Full-Year Revenue Growth
Net sales for fiscal 2026 increased $25.4 million, or 15.2%, to $192.6 million versus fiscal 2025.
Fire Services Surge and Strategic Pivot
Fire services revenue grew $30.6 million, or 48.6%, to $93.6 million and now represents approximately 49% of total revenue (up from ~21% two years prior), driven by acquisitions (Viridian, LHD, Jolly, Pacific Helmets, Arizona PPE, California PPE) and certification milestones.
U.S. and Europe Full-Year Growth
U.S. sales increased 35.1% for the full year to $81.6 million (Q4 U.S. revenue +7.1% to $19.6M). Europe revenue grew $12.1 million, or 28.7%, to $54.2 million for the full year.
Portfolio Simplification and Cash Generation
Divestiture of HPFR and HiViz product lines generated approximately $14 million of cash proceeds post year-end and simplified the portfolio to focus on core fire services and industrial protective products.
Certifications: Commercial Unlock
Numerous NFPA 1970 (2025) certifications achieved across the brand portfolio (turnout, proximity, gloves, hoods, boots, helmets), enabling a full head-to-toe certified offering and supporting expected tender/order flow.
Positive Operating Cash in Q4 and Balance Sheet Actions
The fourth quarter generated approximately $1.8–$2.0 million of operating cash.
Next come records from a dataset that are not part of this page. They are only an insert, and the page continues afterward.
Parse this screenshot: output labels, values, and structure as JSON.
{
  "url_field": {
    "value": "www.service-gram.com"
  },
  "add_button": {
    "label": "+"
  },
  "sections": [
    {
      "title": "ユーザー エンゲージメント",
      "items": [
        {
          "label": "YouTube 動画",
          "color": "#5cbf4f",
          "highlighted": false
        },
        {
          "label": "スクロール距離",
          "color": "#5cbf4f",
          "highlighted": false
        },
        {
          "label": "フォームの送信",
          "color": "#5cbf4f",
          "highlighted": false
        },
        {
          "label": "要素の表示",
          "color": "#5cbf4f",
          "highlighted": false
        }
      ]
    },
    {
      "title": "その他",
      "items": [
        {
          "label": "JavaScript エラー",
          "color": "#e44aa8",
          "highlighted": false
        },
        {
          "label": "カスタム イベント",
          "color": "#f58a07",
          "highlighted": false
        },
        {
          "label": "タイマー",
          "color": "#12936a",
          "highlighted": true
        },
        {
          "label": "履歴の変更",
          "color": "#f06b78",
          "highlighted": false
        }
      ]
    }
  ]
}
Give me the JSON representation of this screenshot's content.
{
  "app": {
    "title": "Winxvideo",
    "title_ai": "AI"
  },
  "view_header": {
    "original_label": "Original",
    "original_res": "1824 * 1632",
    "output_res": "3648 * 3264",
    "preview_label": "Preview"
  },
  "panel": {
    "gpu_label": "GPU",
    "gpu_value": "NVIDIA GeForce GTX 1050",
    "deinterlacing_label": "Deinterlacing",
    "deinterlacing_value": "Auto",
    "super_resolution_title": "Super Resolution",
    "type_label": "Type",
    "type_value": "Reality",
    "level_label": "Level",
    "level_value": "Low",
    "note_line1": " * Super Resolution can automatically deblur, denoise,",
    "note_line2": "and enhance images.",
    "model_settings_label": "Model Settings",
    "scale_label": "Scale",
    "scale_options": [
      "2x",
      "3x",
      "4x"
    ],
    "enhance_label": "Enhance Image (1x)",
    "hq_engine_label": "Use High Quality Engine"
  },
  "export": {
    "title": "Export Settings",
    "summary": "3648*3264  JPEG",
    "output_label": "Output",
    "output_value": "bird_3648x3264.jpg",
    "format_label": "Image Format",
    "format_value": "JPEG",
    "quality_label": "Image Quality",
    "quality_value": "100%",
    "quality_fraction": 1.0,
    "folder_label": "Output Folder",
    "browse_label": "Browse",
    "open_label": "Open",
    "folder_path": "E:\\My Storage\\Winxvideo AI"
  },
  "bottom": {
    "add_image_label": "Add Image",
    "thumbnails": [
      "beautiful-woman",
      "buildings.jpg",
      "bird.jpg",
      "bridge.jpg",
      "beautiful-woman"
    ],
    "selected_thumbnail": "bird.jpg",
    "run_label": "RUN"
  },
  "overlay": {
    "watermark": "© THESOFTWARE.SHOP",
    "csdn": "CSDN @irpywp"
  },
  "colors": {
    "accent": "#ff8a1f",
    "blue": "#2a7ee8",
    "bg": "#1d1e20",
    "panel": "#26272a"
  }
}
The company completed a $6.1M sale and partial leaseback of Decatur (yielding ~ $4.3M pretax gain) and expects to close a new ABL facility to strengthen liquidity (no assurances).
Operational and Organizational Improvements
Inventory reduced sequentially (~$5.4M decline from Q3 to $80.5M in Q4), expense discipline held (adjusted operating expenses excluding FX increased modestly full year +10.2% but were flat sequentially), and key leadership appointments (new CFO Calvin Sweeney, EVP EMEA Kevin Ray, Board addition Lee Rudow) were completed.
Guidance and Strategic Targets
Management provided fiscal 2027 goalposts of single- to high-single-digit revenue growth and a clear line of sight to positive cash flow from operations, with plans to tighten forecasting, consolidate manufacturing, and improve margins.